ROF Hereford changed the city from the day that land started to be cleared to make way for the site in 1916 through to today. The site and the munitions made there helped the allies to gain victory in both the first and second world war and also changed the lives of thousands of people.  For some, it gave opportunities for a career or the chance to work and live elsewhere but, for others, it led to lifelong health problems and infertility. We were delighted to run a hybrid Editathon for Rotherwas on 14th April 2022.

The Almeley Quakers are interested in uploading material to Wikimedia Commons and Wikisource. We have been working together to support the society with Commons training and a workshop on Wikisource, with input from the University of Edinburgh.

Create Place is a leadership programme for mid-career professionals in culture and creative industries, focussed on place-making in heritage and arts. At the end of March, we ran a two hour Wiki workshop for a group of professionals on how to edit and implement Wikimedia Commons into their cultural heritage work. It was a fantastic opportunity to work with create professionals, and we look forward to supporting Create Place with future events.

The Audience Agency are fellow members of our NLHF cohort. They have been working with a group of cultural organisations to help them share their work online and engage new audiences. We ran a Wikithon for Audience Agency affiliates in early February 2022.

Workers Education Association (WEA) – We are working with the WEA to organise a Wikithon in Newcastle, which will coincide with their Routes of Social Change immersive history walks in the North East. This event will look at elements of social history and will run, in person, in June 2022.

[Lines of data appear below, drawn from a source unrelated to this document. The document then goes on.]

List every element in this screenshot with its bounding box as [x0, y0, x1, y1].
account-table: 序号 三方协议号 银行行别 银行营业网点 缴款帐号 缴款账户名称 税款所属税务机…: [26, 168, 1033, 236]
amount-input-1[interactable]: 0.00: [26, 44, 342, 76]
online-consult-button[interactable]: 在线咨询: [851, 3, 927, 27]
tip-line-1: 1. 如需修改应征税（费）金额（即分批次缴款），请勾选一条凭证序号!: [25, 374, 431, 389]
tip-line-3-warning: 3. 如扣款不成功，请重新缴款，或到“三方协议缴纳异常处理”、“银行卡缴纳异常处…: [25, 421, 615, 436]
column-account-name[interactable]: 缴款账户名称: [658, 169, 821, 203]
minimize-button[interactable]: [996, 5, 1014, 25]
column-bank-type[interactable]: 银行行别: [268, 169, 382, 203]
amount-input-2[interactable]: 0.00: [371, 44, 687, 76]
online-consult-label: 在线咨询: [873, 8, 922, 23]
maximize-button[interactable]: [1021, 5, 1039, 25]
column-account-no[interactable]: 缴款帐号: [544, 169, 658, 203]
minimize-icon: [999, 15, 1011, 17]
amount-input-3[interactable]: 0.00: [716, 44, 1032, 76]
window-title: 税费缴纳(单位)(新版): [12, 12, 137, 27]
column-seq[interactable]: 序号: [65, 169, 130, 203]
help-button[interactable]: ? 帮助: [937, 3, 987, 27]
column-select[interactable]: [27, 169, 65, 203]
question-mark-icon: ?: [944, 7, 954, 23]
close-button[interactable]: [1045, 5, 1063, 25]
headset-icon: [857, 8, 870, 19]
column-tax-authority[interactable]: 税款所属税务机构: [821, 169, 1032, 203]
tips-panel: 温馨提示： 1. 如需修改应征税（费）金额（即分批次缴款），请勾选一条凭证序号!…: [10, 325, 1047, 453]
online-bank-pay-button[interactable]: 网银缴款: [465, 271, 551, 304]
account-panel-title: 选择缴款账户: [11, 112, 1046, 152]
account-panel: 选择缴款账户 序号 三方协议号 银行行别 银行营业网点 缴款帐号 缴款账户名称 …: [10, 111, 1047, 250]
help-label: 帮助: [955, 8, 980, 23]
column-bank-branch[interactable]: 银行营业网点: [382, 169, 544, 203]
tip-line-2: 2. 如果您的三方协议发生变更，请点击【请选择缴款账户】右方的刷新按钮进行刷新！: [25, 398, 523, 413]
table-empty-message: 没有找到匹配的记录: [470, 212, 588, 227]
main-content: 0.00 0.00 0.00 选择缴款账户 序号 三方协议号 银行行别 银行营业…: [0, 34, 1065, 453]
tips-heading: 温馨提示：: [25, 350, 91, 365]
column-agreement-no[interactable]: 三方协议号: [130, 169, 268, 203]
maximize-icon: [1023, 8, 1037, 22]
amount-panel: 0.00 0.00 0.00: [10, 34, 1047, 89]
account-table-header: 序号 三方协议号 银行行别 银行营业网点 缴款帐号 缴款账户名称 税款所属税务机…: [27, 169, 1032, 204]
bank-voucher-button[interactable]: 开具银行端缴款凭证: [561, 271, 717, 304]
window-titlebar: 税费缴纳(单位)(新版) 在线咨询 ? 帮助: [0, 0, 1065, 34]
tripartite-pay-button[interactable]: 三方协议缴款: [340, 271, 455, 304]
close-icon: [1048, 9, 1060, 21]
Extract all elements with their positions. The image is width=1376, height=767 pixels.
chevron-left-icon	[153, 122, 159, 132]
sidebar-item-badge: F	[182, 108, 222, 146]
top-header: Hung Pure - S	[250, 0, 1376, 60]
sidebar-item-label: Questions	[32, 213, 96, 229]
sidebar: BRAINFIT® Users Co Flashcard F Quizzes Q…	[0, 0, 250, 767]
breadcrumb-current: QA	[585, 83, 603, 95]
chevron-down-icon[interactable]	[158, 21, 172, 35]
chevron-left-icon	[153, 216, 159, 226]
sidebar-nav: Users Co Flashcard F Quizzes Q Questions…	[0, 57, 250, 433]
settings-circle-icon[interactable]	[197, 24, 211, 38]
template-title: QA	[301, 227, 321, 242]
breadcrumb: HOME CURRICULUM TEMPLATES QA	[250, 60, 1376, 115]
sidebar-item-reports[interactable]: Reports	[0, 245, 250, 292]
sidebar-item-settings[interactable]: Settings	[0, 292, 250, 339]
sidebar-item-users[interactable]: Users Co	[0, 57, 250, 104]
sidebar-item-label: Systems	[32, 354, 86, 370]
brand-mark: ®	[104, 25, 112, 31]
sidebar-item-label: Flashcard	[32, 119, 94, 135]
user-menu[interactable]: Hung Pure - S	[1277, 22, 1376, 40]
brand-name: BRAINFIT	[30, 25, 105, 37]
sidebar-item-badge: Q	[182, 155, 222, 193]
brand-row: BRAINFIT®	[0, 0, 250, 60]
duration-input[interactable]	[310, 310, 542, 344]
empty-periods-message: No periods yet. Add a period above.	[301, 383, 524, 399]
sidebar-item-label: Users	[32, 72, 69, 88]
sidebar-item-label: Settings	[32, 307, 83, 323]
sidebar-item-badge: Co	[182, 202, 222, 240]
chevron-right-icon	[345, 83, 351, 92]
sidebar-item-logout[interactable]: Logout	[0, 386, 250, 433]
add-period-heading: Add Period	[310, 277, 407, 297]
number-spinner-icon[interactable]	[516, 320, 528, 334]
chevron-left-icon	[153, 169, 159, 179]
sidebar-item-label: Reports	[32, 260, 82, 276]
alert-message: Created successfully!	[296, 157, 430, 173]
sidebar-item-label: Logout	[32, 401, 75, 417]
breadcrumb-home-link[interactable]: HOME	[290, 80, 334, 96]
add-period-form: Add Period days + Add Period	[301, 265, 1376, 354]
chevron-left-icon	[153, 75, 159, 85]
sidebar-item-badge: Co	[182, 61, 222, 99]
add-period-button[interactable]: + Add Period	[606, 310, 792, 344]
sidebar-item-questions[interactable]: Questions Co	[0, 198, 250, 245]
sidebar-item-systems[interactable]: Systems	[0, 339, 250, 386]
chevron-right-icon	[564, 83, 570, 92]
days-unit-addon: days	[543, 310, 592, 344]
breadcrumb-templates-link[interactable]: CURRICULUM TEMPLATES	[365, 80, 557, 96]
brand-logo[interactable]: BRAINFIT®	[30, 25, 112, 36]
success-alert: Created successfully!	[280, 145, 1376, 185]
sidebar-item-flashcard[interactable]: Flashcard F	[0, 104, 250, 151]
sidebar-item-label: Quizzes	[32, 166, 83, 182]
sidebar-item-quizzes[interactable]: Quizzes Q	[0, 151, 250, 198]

How to get involved with Connected Heritage

In 2021 and 2022 we hosted four webinars and one editathon ‘potluck’ – named as such because the participants brought their own topics which we advised on how to best add to or refine on the Wikimedia projects. We’ve followed the same model in 2022, with four very successful webinars and one potluck. When participants sign up, they receive the Connected Heritage resources. SSome organisations decided the webinar was enough for them to start work in their organisations independently. Others are working directly with Wikimedia UK through activities like Wikithons, advocating for open knowledge in their organisations, and uploading and editing collections’ content onto the Wikimedia projects. We aim to work with as many as 20 organisations in this way, with the hope that some partnerships will evolve into longer term collaborations.